Within Sub-Saharan Africa, Uganda is seen as something of a success story. It has experienced relative stability and peace since the early 2000s. Income poverty rates have fallen significantly – from over 56 percent in 1992 to around 21 percent in 2016 (UNDP). Such positive developments, however, belie the fact that many challenges remain.
Development has not taken place equally in Uganda, and regions such as Karamoja, in the country’s northeast, still have a poverty rate in excess of 60 percent (UNFPA). This region also experiences significant food insecurity during extended dry periods associated with climate change. At the same time, Uganda is experiencing rapid population growth, with the population of 44 million predicted to reach a staggering 100 million by 2050 (World Bank). With limited land and job opportunities available for young Ugandans, this could reverse positive trends and could threaten the country’s environmental sustainability. The presence of over 1.4 million refugees from neighbouring conflicts, too, places further pressure on limited resources.

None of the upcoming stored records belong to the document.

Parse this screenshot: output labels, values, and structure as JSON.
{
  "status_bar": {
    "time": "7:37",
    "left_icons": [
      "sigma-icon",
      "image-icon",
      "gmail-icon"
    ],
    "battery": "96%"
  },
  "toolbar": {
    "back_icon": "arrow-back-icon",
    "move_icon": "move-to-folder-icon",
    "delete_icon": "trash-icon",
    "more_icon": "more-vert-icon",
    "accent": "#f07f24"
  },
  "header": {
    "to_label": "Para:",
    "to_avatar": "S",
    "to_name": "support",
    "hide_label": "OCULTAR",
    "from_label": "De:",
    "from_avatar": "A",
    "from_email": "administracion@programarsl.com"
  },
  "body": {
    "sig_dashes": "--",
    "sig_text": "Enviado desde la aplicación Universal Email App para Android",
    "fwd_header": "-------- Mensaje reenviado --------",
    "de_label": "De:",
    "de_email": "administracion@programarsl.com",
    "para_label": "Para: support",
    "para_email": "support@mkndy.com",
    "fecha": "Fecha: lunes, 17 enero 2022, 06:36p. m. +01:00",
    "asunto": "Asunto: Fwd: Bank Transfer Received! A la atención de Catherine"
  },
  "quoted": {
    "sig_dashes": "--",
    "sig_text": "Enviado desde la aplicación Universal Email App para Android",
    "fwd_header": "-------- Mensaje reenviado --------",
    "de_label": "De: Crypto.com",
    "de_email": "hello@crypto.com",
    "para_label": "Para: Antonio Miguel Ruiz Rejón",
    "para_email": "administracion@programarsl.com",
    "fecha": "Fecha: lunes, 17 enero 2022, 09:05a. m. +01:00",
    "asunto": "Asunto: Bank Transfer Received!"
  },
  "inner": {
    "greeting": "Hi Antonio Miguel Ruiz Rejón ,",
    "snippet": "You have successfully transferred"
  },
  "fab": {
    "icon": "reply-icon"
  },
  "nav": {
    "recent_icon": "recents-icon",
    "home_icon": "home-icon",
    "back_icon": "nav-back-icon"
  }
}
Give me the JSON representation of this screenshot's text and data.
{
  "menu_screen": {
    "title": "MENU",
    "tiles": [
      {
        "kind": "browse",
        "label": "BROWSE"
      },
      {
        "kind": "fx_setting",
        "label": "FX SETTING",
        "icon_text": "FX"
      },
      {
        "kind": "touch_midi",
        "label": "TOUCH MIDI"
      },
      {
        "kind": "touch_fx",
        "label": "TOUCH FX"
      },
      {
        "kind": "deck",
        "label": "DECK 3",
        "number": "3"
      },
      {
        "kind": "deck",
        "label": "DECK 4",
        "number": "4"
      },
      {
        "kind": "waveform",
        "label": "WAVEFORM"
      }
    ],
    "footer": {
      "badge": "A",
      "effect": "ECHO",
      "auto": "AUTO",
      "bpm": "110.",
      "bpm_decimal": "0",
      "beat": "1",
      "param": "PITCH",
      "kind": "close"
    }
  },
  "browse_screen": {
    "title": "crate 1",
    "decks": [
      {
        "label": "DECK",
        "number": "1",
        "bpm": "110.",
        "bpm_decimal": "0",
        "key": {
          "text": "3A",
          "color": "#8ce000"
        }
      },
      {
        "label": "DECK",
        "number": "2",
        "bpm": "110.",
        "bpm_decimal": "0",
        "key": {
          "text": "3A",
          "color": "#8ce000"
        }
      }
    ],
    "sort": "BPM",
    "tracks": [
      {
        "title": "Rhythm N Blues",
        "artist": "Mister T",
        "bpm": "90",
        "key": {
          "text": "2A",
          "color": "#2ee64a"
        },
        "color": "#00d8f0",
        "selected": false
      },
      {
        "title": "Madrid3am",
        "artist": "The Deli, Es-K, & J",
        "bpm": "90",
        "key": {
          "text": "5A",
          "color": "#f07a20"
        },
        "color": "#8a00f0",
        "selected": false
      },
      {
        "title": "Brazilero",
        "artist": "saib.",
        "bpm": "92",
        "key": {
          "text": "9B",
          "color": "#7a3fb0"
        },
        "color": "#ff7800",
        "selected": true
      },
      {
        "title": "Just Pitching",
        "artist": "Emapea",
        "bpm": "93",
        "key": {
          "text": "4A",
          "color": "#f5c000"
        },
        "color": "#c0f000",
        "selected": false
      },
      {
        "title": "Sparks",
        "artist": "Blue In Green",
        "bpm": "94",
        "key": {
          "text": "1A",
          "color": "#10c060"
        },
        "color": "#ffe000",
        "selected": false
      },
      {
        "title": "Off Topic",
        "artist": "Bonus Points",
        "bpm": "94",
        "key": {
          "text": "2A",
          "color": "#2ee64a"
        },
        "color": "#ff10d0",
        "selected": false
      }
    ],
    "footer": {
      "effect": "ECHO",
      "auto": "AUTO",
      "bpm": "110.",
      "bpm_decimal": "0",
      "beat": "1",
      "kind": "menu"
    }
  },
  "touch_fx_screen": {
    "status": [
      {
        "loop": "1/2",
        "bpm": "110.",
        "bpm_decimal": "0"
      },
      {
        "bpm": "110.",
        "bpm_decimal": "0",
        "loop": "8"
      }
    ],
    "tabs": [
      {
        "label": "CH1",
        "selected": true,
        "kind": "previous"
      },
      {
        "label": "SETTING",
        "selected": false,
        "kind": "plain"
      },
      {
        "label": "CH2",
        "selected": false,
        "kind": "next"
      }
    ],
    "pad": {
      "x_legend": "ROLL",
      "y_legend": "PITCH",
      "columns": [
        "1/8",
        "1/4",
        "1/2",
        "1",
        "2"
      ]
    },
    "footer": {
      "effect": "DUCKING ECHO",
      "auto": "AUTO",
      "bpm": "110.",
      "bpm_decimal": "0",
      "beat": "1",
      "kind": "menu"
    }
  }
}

There is significant need in Uganda for support in the areas of economic development, job creation, climate change adaptation, and environmental sustainability as the country moves forward. ACTED is responding with programmes addressing all of these issues, supporting people in some of the poorest and most marginalised parts of Uganda.
ACTED has been working in Uganda since 2007 and is familiar with the challenges that Ugandans face in their everyday lives and during more challenging times, such as during extended dry periods.
ACTED maintains offices in the capital, Kampala, and in Karamoja, and the organization is currently implementing projects in Nakasongola and Mbarara Districts, and in Nakapiripirit District, Karamoja.
Projects in Nakapiripirit focus on building community resilience to shocks, such as floods and droughts, while ACTED’s work in Nakasongola and Mbarara focuses on monitoring and mitigating greenhouse gas emissions associated with cattle farming, thus contributing to Uganda’s efforts to combat climate change.
ACTED’s work in the marginalised Karamoja region of Uganda is informed by the organization’s global THRIVE strategy – an integrated approach aimed at improving the lives, livelihoods, and resilience of agro-pastoral communities in arid and semi-arid locations around the globe. Over the past two years, ACTED’s THRIVE programming in Nakapiripirit District, Karamoja, has supported communities in developing water-harvesting earthworks, improving grazing practices, and developing year-round vegetable gardens.